Après avoir hésité à soutenir les révolutions arabes –comme l’ont montré, par exemple, l’arrivée tardive d’Ankara sur la scène libyenne et le peu de succès dès lors recueilli par Recep Tayyip Erdogan, alors premier ministre, lorsqu’il prononça son discours à Bengazi-, la Turquie de l’AKP [ndlr : parti islamiste au pouvoir dirigé par Recep Tayyip Erdogan] s’était toutefois ravisée en faveur des formations politiques sœurs, des Frères musulmans notamment, qui s’imposaient ici et là au fur et à mesure que se propageait le « Printemps arabe ».

En Tunisie (Ennahdha) ou en Égypte, ces « islamistes modérés » accédèrent au pouvoir par les urnes, à l’instar de l’AKP en Turquie. Les Frères musulmans surent se présenter comme une force incontournable de la révolution syrienne également ; et la Turquie renonça brusquement aux bonnes relations diplomatiques et économiques qui avaient été patiemment construites, dix ans durant, avec le gouvernement de Bashar al-Assad.

Des revirements qui ont donné, durant ces trois ou quatre dernières années, l’impression que l’AKP menait une politique étrangère discordante et chaotique, illisible en tout cas ; mais qu’il est désormais possible, avec le recul, de comprendre et d’interpréter.

Mais le coup de poker que l’AKP a ainsi pris le risque de jouer en pariant sur le succès des révolutions arabes s’est révélé désastreux pour la politique extérieure régionale de la Turquie, après que la révolution syrienne, abandonnée par l’Occident, a tourné à l’insurrection islamiste sous l’impulsion du salafisme le plus radical, après qu’Ennahdha s’est épuisé à l’usure d’un pouvoir mal utilisé et après que le coup d’État militaire, en Égypte, a rejeté les Frères musulmans dans une opposition clandestine que le nouveau raïs du Caire tente d’éradiquer par tous les moyens (un coup d’État qu’Ankara n’arrive toujours pas à avaler, se refusant à reconnaître le gouvernement du président al-Sisi, en revanche applaudi des deux mains par les puissances occidentales). La Turquie est même parvenue à rompre ses relations avec Israël, contrainte de fermer son ambassade à Tel-Aviv, après qu’il s’est avéré que l’AKP avait apporté un soutien financier déterminant au Hamas.

Un échec presque total, donc, pour l’AKP, qui n’a pas pu atteindre le but qu’il caressait : repositionner la Turquie comme la tenante du leadership du monde islamique sunnite, qu’elle avait été à l’époque ottomane, avant d’être réduite à un rôle périphérique peu glorieux sous l’impulsion de Moustafa Kemal, qui, de l’avis des chefs de l’AKP, a fait du pays une banlieue insignifiante de l’Europe.
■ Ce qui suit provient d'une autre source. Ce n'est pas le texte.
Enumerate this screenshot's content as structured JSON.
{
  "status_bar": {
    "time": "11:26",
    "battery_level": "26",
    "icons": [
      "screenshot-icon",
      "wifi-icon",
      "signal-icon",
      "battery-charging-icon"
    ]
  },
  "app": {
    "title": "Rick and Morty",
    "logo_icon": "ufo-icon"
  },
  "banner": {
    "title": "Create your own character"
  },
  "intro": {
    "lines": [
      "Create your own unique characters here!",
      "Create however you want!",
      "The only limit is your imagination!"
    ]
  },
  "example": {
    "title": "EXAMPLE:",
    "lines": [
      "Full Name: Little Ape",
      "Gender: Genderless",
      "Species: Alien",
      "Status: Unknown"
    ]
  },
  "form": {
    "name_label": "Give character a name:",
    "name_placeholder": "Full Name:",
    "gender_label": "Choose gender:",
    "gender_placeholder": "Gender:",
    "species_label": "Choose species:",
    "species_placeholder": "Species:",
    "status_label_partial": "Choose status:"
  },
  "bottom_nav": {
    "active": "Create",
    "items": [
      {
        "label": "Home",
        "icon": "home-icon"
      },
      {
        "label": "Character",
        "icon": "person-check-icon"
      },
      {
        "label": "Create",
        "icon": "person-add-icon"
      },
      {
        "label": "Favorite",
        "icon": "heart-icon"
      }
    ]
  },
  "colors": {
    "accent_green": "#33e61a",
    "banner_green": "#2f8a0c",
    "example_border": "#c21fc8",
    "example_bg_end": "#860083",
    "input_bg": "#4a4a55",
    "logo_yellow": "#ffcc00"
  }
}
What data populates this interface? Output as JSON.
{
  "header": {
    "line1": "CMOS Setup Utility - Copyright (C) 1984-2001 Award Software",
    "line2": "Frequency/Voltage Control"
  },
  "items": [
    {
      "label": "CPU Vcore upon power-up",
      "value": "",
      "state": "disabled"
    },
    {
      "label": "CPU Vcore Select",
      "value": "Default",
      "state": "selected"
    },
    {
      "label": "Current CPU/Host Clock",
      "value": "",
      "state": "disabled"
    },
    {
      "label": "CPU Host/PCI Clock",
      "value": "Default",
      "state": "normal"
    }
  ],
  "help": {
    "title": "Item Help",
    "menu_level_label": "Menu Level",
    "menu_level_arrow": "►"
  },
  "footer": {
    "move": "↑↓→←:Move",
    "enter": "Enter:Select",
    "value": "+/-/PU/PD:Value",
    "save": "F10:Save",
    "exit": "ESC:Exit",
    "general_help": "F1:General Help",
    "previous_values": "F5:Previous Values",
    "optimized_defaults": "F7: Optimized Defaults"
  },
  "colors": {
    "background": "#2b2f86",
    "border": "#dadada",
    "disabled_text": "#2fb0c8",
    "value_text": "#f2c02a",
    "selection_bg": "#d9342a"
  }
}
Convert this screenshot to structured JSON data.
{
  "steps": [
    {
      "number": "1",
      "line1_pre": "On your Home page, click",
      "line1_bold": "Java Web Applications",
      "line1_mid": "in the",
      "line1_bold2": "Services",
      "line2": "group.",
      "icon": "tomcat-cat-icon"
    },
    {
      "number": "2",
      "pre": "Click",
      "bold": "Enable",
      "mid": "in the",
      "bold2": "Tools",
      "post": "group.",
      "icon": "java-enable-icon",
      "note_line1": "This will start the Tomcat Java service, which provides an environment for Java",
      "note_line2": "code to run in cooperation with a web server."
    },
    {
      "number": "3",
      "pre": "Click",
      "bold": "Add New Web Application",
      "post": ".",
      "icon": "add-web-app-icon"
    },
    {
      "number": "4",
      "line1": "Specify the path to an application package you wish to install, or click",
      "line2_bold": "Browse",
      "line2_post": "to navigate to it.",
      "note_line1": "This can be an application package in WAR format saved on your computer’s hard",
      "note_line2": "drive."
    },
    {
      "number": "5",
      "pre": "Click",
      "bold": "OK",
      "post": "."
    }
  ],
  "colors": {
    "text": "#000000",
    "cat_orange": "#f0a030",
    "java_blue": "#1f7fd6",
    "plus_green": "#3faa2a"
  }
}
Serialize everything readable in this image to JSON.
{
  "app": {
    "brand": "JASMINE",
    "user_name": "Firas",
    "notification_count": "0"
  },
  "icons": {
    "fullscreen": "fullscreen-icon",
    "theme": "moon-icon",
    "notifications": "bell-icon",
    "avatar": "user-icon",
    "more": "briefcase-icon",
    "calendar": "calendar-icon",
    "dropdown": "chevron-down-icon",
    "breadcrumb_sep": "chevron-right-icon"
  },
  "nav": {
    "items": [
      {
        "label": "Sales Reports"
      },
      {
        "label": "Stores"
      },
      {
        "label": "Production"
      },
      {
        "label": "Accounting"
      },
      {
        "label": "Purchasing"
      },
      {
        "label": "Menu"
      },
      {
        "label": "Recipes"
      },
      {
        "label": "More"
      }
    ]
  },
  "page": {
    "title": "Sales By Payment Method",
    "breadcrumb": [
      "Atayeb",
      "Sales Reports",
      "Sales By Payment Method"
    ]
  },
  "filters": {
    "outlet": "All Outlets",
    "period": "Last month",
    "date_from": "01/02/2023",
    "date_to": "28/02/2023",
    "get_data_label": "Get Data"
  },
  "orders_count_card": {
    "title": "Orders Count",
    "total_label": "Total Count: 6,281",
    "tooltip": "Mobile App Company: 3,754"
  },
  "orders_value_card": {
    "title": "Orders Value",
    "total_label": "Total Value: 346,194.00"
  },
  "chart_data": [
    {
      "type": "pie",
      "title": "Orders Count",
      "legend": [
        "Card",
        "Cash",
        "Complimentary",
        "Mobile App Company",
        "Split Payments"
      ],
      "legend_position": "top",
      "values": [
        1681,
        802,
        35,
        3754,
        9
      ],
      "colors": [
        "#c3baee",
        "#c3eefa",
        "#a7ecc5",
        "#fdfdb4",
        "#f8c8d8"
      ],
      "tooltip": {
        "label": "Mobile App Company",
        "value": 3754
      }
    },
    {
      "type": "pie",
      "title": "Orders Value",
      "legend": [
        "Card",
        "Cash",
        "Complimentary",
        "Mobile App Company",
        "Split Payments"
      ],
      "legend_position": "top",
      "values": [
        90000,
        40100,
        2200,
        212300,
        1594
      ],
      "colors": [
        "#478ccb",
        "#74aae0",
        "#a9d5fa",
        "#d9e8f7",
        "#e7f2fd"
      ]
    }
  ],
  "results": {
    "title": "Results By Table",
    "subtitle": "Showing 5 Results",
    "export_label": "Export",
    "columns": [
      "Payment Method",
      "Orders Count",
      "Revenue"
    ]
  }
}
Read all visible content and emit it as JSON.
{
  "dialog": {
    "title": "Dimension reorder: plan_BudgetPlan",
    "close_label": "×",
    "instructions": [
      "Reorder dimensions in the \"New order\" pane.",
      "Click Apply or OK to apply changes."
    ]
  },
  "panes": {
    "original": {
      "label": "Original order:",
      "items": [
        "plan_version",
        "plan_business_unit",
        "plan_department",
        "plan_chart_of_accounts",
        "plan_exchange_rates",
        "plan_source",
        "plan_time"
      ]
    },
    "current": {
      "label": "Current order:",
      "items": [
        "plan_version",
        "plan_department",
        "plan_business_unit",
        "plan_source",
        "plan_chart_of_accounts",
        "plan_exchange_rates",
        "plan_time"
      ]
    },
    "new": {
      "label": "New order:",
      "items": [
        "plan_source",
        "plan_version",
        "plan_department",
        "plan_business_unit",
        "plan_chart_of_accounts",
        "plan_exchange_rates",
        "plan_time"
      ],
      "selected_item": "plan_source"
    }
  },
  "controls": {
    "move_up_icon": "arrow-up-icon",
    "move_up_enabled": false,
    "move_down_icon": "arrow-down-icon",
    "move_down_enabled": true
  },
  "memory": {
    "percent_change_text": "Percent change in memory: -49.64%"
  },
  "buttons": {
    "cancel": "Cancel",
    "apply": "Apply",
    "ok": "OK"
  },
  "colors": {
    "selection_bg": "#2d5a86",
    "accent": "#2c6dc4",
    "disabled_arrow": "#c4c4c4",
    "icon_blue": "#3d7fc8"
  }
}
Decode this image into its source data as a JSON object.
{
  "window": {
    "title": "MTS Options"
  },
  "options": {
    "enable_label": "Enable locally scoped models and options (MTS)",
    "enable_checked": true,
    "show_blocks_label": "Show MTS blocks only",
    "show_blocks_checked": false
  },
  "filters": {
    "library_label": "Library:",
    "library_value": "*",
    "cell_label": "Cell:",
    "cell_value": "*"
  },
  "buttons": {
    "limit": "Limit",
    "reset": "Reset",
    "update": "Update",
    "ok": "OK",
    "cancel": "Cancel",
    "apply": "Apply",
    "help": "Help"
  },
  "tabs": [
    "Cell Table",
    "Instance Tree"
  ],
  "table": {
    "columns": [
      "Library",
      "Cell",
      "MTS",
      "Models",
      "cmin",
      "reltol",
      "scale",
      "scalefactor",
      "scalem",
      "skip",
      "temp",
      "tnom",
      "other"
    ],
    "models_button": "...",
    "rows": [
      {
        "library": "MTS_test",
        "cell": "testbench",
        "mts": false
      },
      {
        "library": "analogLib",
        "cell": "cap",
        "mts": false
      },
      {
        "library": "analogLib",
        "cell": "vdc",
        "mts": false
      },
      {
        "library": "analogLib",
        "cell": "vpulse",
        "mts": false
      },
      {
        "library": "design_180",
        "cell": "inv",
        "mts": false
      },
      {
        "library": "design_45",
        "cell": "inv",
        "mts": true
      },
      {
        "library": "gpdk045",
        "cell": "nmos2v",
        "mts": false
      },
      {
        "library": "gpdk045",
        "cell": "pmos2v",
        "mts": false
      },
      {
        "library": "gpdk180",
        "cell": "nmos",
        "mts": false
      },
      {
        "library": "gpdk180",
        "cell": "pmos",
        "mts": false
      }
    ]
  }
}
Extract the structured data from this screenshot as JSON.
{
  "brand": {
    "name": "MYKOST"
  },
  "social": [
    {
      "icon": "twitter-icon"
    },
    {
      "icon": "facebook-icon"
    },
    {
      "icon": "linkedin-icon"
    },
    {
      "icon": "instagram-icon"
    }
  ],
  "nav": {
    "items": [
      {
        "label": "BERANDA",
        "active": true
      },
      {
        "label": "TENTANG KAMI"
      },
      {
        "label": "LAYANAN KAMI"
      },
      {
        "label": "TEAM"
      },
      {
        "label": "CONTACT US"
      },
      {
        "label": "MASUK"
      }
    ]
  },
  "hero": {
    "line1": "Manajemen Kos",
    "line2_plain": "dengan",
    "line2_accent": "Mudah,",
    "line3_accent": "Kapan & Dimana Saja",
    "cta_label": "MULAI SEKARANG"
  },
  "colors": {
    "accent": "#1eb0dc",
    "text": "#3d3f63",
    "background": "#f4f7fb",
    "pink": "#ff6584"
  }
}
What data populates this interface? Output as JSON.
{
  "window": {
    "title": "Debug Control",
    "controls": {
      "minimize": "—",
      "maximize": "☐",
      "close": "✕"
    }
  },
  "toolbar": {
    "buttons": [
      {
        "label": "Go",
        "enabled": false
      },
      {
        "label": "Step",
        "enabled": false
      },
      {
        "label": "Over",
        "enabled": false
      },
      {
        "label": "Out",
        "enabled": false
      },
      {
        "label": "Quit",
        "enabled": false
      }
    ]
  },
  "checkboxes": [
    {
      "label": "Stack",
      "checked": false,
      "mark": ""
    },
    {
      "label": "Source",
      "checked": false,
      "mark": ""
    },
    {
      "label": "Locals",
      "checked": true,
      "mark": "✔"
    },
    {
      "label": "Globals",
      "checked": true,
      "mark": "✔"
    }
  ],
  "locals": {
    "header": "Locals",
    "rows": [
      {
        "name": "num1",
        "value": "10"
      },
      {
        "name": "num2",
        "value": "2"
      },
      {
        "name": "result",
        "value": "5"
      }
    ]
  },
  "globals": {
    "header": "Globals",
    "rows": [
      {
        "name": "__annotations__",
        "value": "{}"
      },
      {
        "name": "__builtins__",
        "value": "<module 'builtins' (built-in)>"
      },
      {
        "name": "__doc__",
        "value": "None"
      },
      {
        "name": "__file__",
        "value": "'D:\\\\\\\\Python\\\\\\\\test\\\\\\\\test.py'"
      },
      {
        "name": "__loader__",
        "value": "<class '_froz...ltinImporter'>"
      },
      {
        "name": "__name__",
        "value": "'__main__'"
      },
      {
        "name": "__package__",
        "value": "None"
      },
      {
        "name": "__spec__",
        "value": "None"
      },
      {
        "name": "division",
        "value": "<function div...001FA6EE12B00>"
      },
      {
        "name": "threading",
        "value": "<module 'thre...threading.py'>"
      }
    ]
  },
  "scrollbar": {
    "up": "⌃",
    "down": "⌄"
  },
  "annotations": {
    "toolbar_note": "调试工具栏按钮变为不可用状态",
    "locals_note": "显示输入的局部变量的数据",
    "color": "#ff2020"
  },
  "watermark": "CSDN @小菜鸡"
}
Mais cette politique de soutien aux mouvances islamistes conservatrices n’a pas eu que des conséquences régionales ; elle a aussi crispé les alliés occidentaux de la Turquie et distendu les liens qui l’attachent encore à l’Union européenne et à l’OTAN. Plus récemment, un nouveau choix de politique régionale a derechef et très sérieusement mis à mal ces liens, agaçant Washington au point que le président Obama a téléphoné à son homologue turc pour lui signifier de vive voix son ressentiment, lorsqu’il s’est avéré qu’Ankara soutenait –et de plus en plus ouvertement- l’État islamique (DAESH), d’une part en facilitant le transit de djihadistes du monde entier qui gagnent la Syrie via les aéroports turcs et en n’hésitant pas non plus, d’autre part, à commercer librement avec l’EI, qui exploitent les champs pétrolifères passés sous son contrôle et exporte impunément le brut vers la Turquie, avec la complicité des autorités turques, pour des montants quotidiens qui avoisinent le million de dollars, en termes de bénéfices, une manne inépuisable employée par l’EI pour financer sa guerre en Syrie et en Irak.

Cette politique a fait profondément ressentir ses conséquences négatives lorsque le gouvernement du président Erdogan a rechigné à autoriser l’aviation des États-Unis à utiliser les bases militaires de l’OTAN établies en Turquie pour frapper les djihadistes de l’EI et, plus encore, lorsque, tout un temps durant, il a refusé le passage aux Peshmergas irakiens vers la ville de Kobanê, enclave kurde de Syrie adossée à la frontière turque et qui était la cible de violents assauts de la part des combattants de l’EI. Une attitude qui a provoqué l’ire du président Obama, dont les pressions ont finalement eu raison –mais partiellement seulement- des velléités d’Ankara, qui, sans vergogne, joue la carte « DAESH » contre les revendications d’indépendance des Kurdes de Syrie.

Ces événements et les frustrations, doutes et défiances qui en ont naturellement résulté de part et d’autre ont plus ou moins occulté une autre transition que la Turquie met aujourd’hui en œuvre dans le domaine de ses relations extérieures…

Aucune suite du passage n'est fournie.